The answer to that is, “No, just grinding.”

Choosing a major this late in the proverbial game does not really rely on interest anyway. It is like those ducks with weird puzzle-like genitals: I am just trying to find a vessel into which I can cram into my last three miserable semesters. The end of my days at Yale will be so fraught with requirements, with genital twists and turns, that I will hardly have time to spread my duckly seed. I can’t fathom why Yale finds it necessary for me to take stats and a year and a half of Spanish, while race and gender studies courses are entirely optional. Just like the English department finds it necessary that I take courses in literature, poetry and writing, as opposed to the much-preferred “doing what the fuck I wanna.”

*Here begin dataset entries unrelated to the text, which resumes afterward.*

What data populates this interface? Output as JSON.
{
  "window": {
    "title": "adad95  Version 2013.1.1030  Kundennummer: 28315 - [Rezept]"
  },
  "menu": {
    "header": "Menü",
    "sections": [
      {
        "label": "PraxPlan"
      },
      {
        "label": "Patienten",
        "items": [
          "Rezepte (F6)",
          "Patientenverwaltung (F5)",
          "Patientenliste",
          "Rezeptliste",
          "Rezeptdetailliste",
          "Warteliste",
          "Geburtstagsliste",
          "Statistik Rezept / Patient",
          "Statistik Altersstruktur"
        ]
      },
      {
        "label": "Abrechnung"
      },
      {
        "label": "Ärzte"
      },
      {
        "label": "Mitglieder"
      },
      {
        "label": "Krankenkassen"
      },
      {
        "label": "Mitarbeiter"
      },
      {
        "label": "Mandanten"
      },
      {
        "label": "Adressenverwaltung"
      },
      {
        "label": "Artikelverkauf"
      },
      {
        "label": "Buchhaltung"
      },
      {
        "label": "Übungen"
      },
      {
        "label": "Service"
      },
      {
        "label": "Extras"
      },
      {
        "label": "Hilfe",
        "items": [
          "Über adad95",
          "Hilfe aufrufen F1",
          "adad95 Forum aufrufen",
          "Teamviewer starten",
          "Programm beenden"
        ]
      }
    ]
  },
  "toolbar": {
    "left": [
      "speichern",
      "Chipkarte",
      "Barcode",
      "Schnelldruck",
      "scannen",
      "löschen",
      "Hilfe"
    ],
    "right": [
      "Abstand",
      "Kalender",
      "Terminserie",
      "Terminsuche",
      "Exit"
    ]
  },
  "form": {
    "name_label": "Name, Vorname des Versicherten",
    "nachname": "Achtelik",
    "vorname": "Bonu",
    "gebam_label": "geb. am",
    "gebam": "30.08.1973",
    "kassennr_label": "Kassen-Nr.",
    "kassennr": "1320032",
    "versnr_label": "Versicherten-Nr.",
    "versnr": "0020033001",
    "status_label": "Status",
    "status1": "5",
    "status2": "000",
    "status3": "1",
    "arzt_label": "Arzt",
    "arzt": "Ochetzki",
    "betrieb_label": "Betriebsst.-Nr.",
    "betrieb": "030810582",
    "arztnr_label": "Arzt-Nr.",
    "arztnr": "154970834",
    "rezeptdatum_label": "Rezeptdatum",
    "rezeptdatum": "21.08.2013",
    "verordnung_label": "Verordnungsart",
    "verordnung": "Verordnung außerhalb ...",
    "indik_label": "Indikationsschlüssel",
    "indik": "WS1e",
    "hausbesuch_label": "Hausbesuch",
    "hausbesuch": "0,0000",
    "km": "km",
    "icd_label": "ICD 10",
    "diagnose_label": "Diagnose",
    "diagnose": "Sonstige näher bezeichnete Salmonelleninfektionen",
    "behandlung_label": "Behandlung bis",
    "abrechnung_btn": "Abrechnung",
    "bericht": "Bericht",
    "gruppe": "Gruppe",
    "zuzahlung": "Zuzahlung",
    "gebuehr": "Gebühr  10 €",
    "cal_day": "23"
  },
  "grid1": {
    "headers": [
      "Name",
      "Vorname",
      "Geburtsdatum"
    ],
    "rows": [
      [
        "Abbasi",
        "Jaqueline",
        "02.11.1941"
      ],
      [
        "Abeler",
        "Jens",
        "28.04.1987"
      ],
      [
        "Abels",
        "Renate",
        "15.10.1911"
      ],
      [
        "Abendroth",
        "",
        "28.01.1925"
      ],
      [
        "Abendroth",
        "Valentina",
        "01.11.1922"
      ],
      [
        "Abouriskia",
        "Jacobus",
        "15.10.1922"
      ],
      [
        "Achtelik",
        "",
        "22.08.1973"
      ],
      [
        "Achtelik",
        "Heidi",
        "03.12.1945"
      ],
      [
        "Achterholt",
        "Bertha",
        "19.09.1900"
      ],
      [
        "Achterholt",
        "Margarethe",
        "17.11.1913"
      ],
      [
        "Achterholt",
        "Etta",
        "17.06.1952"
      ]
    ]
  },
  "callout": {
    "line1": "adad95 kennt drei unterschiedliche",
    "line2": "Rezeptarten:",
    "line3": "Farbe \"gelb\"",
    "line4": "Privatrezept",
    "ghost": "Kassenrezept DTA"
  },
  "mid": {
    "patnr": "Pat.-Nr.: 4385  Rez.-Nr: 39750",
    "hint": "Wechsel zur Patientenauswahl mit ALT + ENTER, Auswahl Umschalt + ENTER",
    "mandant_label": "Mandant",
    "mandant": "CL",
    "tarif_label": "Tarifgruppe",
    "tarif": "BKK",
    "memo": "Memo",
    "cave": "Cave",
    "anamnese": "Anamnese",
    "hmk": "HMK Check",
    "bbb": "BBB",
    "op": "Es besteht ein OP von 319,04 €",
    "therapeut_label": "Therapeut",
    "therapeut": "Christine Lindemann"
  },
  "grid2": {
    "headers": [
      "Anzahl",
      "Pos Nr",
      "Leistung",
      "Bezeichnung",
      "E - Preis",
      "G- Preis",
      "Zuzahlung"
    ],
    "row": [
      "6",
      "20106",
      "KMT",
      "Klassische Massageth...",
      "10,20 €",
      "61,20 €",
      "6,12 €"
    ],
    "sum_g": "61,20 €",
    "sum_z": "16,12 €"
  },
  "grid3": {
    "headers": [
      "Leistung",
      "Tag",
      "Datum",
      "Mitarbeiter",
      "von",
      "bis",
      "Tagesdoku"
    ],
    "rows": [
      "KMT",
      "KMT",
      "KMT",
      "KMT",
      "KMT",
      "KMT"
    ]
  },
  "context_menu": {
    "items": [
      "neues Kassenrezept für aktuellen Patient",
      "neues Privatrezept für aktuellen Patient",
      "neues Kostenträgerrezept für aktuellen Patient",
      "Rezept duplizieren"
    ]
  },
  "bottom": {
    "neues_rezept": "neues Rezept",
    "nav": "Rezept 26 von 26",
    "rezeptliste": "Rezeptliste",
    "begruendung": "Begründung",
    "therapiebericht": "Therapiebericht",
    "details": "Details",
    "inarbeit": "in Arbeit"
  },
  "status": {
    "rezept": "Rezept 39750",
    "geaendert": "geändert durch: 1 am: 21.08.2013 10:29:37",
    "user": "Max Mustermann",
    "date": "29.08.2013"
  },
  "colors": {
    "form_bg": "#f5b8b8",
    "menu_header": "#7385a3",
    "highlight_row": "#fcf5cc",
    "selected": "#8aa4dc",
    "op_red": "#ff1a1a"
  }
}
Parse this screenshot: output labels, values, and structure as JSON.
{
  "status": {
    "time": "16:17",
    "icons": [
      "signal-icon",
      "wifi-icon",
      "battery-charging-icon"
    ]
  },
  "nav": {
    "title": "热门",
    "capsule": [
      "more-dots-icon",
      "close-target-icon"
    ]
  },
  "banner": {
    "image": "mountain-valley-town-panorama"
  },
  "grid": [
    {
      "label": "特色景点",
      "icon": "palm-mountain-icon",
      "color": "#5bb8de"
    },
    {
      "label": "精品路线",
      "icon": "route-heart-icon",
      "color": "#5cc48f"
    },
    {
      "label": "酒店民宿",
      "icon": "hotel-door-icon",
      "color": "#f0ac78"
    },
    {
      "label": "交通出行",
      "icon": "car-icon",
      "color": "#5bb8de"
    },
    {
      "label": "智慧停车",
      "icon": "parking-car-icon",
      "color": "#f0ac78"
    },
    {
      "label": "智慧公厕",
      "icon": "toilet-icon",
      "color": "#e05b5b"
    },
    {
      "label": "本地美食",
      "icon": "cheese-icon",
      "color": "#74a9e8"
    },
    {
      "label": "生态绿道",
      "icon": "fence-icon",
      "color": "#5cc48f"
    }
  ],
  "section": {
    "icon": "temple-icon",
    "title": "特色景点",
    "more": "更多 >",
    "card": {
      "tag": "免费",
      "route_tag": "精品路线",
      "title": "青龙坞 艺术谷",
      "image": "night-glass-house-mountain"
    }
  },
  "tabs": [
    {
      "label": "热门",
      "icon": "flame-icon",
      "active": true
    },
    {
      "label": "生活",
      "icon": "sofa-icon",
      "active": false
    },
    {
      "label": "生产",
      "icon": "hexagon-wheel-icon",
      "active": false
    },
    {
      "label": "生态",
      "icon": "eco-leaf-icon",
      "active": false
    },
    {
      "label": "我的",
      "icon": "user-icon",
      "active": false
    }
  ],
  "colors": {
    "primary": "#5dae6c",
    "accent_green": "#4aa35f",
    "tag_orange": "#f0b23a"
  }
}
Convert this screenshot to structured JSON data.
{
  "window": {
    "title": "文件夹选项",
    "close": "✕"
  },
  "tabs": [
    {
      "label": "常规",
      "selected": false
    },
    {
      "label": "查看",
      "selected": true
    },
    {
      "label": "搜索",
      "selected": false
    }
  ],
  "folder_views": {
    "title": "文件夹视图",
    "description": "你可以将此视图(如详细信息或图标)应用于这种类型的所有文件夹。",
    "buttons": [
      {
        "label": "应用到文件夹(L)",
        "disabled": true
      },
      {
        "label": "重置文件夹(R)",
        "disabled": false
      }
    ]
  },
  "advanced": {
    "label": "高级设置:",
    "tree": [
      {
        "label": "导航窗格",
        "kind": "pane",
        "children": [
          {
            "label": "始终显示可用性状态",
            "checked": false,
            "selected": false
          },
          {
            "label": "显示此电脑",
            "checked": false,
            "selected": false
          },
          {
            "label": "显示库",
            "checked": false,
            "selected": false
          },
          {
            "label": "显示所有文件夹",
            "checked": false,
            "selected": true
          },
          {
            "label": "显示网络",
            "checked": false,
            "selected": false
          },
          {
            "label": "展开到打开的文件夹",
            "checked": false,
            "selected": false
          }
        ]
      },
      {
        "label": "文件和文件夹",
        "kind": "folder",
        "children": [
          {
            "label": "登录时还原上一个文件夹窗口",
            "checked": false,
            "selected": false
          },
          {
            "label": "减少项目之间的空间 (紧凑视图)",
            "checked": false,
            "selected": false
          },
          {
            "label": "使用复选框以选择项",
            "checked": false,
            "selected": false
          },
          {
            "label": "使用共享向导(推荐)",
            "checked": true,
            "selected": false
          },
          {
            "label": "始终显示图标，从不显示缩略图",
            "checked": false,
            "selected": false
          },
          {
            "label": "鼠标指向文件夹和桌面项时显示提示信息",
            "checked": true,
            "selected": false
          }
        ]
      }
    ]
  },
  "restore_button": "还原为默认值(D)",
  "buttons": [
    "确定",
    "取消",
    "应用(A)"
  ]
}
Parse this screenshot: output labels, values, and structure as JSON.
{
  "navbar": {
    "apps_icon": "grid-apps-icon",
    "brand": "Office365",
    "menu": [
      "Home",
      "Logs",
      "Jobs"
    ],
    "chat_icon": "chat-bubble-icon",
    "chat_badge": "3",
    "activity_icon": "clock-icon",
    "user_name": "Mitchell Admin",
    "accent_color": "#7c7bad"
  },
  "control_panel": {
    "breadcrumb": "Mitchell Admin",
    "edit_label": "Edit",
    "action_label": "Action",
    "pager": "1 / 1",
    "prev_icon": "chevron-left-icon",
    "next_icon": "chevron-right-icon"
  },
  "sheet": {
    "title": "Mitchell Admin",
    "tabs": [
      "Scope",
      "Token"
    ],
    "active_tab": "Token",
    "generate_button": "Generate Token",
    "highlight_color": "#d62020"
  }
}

I wish all of us blacklisted no-majors could be herded into a corral so that the DUSes could pick teams, dodgeball-style. I definitely have skills that make me a desirable pick. I can clap very loudly. I will beat you at Speed or Egyptian Rat Screw. If I do not beat you at Speed or Egyptian Rat Screw, I am trying to build you up so I can break you back down later. I can translate the code prostitutes use in European newspapers to advertise their sexual limits. I can stand on my own and sit then stand again with minimal fanfare. And I really like how men look in flannel. Unfortunately, none of these skills are particularly marketable.

The English major is dissipating my terror of the major question. And Kelis is dissipating my terror of the Whisper Song. She created her own version in which she replaced the words, “I’ll beat that cat with a dog” with “Just eat this cat like a dog.” Take that, Ying and Yang, poli and sci! This catbag is chowin’ down on Chaucer.

Molly Green is currently investigating the American Studies distribution requirements.